Rüttgers und seine Länderkollegen argumentieren offiziell stets mit dem Argument der Spielsuchtbekämpfung. Weil das Bundesverfassungsgericht im vergangenen Jahr das Monopol an eine strengere Bekämpfung der Suchtgefahren beim Zocken und Spielen gebunden habe, müssten vor allem Online-Angebote stärker bekämpft werden. In Verheugens Schreiben heißt es laut Presseberichten, das Online-Verbot von Lotto und Wetten sei keine geeignete Maßnahme zum Erreichen der Ziele der Spielsuchtbekämpfung und des Jugendschutzes. Der Entwurf der Ministerpräsidenten erhalte keinen Beleg dafür, dass „eine tatsächliche Gefahr der Spielsucht im Internet in Deutschland vorliegt“. Dazu komme, dass sich das Staatsmonopol nur auf Lotto und Sportwetten beschränke, „nicht aber auf Glücksspiele, die eine viel höhere Gefahr der Spielsucht aufweisen“. Das seien laut EU zum Beispiel Glücksspielautomaten und Pferdewetten, die widersprüchlicherweise weiterhin legal bleiben sollen.

Verheugens Linie wurde Mitte März auch bei einer Anhörung im Düsseldorfer Landtag bestätigt. „An erster Stelle bei den süchtig machenden Glücksspielen rangieren die Automaten“, sagte Verena Verhoeven von der Fachstelle Glücksspielsucht der Caritas. Neben den „einarmigen Banditen“ sei die staatliche Fußballwette Oddset – die Rüttgers und Co. mit ihrem Monopol vor privater Konkurrenz schützen wollen – eine Einstiegsdroge, berichtete die Sozialarbeiterin.

Professor Gerhard Bühringer von der TU Dresden wies auf eine schon traditionelle staatliche Doppelmoral beim Thema Wetten und Zocken hin: „Früher hat der Staat mit Glücksspielabgaben Krieg und Armeen finanziert, heute eben Kunst und Kultur“. Auch private Glücksspielanbieter beklagten sich über das irrationale Verhalten des Staates: Auf der einen Seite gerierten sich die Länder als moralische Wächter zur Begrenzung des Spieltriebs, andererseits zocke der Staat mit eigenen Wetten und Spielcasinos die Süchtigen ab.

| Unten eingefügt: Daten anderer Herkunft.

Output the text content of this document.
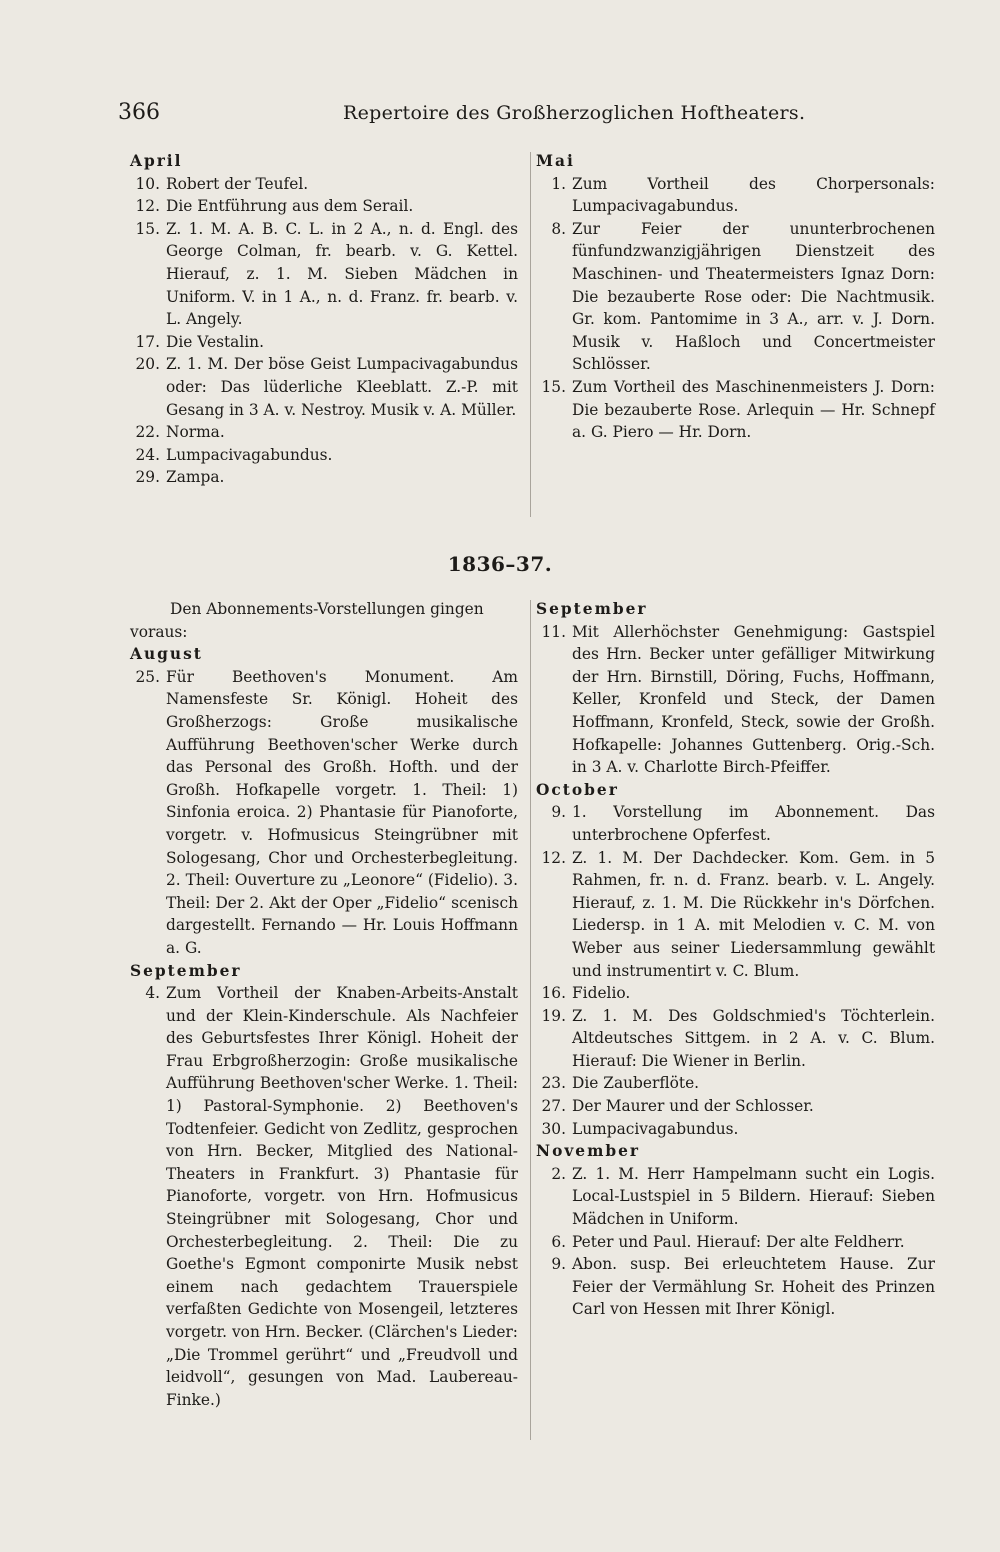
366	Repertoire des Großherzoglichen Hoftheaters.
April
10. Robert der Teufel.
12. Die Entführung aus dem Serail.
15. Z. 1. M. A. B. C. L. in 2 A., n. d. Engl. des George Colman, fr. bearb. v. G. Kettel. Hierauf, z. 1. M. Sieben Mädchen in Uniform. V. in 1 A., n. d. Franz. fr. bearb. v. L. Angely.
17. Die Vestalin.
20. Z. 1. M. Der böse Geist Lumpacivagabundus oder: Das lüderliche Kleeblatt. Z.-P. mit Gesang in 3 A. v. Nestroy. Musik v. A. Müller.
22. Norma.
24. Lumpacivagabundus.
29. Zampa.
Mai
1. Zum Vortheil des Chorpersonals: Lumpacivagabundus.
8. Zur Feier der ununterbrochenen fünfundzwanzigjährigen Dienstzeit des Maschinen- und Theatermeisters Ignaz Dorn: Die bezauberte Rose oder: Die Nachtmusik. Gr. kom. Pantomime in 3 A., arr. v. J. Dorn. Musik v. Haßloch und Concertmeister Schlösser.
15. Zum Vortheil des Maschinenmeisters J. Dorn: Die bezauberte Rose. Arlequin — Hr. Schnepf a. G. Piero — Hr. Dorn.
1836–37.
Den Abonnements-Vorstellungen gingen voraus:
August
25. Für Beethoven's Monument. Am Namensfeste Sr. Königl. Hoheit des Großherzogs: Große musikalische Aufführung Beethoven'scher Werke durch das Personal des Großh. Hofth. und der Großh. Hofkapelle vorgetr. 1. Theil: 1) Sinfonia eroica. 2) Phantasie für Pianoforte, vorgetr. v. Hofmusicus Steingrübner mit Sologesang, Chor und Orchesterbegleitung. 2. Theil: Ouverture zu „Leonore“ (Fidelio). 3. Theil: Der 2. Akt der Oper „Fidelio“ scenisch dargestellt. Fernando — Hr. Louis Hoffmann a. G.
September
4. Zum Vortheil der Knaben-Arbeits-Anstalt und der Klein-Kinderschule. Als Nachfeier des Geburtsfestes Ihrer Königl. Hoheit der Frau Erbgroßherzogin: Große musikalische Aufführung Beethoven'scher Werke. 1. Theil: 1) Pastoral-Symphonie. 2) Beethoven's Todtenfeier. Gedicht von Zedlitz, gesprochen von Hrn. Becker, Mitglied des National-Theaters in Frankfurt. 3) Phantasie für Pianoforte, vorgetr. von Hrn. Hofmusicus Steingrübner mit Sologesang, Chor und Orchesterbegleitung. 2. Theil: Die zu Goethe's Egmont componirte Musik nebst einem nach gedachtem Trauerspiele verfaßten Gedichte von Mosengeil, letzteres vorgetr. von Hrn. Becker. (Clärchen's Lieder: „Die Trommel gerührt“ und „Freudvoll und leidvoll“, gesungen von Mad. Laubereau-Finke.)
September
11. Mit Allerhöchster Genehmigung: Gastspiel des Hrn. Becker unter gefälliger Mitwirkung der Hrn. Birnstill, Döring, Fuchs, Hoffmann, Keller, Kronfeld und Steck, der Damen Hoffmann, Kronfeld, Steck, sowie der Großh. Hofkapelle: Johannes Guttenberg. Orig.-Sch. in 3 A. v. Charlotte Birch-Pfeiffer.
October
9. 1. Vorstellung im Abonnement. Das unterbrochene Opferfest.
12. Z. 1. M. Der Dachdecker. Kom. Gem. in 5 Rahmen, fr. n. d. Franz. bearb. v. L. Angely. Hierauf, z. 1. M. Die Rückkehr in's Dörfchen. Liedersp. in 1 A. mit Melodien v. C. M. von Weber aus seiner Liedersammlung gewählt und instrumentirt v. C. Blum.
16. Fidelio.
19. Z. 1. M. Des Goldschmied's Töchterlein. Altdeutsches Sittgem. in 2 A. v. C. Blum. Hierauf: Die Wiener in Berlin.
23. Die Zauberflöte.
27. Der Maurer und der Schlosser.
30. Lumpacivagabundus.
November
2. Z. 1. M. Herr Hampelmann sucht ein Logis. Local-Lustspiel in 5 Bildern. Hierauf: Sieben Mädchen in Uniform.
6. Peter und Paul. Hierauf: Der alte Feldherr.
9. Abon. susp. Bei erleuchtetem Hause. Zur Feier der Vermählung Sr. Hoheit des Prinzen Carl von Hessen mit Ihrer Königl.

Die Abgeordneten von CDU, SPD, FDP und Grünen reagierten hilflos. Sie stecken in einer Catch-22-Situation: Ratifizieren sie den umstrittenen Staatsvertrag, droht ein jahrelanger Rechtsstreit mit der EU und privaten Anbietern. Lehnen sie das staatliche Monopol ab, wird das Staatslotto und die amtliche Fußballwette im Wettbewerb untergehen – und mit ihm die Milliarden-Einnahmen für kulturelle und soziale Einrichtungen. Längst sind die von den Oddsetgeldern abhängigen NRW-Stiftungen für Sport sowie für Umwelt und Entwicklung finanziell in die Bedrouille geraten.

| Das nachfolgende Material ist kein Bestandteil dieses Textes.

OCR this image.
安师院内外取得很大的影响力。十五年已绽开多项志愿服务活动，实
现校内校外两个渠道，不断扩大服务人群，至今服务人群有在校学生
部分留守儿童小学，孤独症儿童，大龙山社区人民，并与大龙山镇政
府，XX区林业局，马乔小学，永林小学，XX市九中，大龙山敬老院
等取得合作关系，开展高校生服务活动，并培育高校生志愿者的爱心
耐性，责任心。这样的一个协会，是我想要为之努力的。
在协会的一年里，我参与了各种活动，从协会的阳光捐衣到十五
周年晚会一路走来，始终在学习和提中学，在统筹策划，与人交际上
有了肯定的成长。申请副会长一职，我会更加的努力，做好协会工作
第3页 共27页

Die Unsicherheit führt bei den Anhängern der bisherigen Lottoverteilsystems zu Panik. In seiner Stellungnahme im Landtag sagte Josef Tumbrinck vom Naturschutzbund NRW: Der Staat müsse „mit allen ihm zur Verfügung stehenden Mitteln das Abfließen der Wetten in illegale Kanäle verhindern“ – notfalls auch, indem privaten Anbietern der Internetzugang gesperrt werde. Mit den Zensur-Methoden der Volksrepublik China soll das deutsche Monopol also verteidigt werden – EU-Kommissar Verheugen wird sich mit derlei Lösungsvorschlägen wohl kaum zufrieden geben.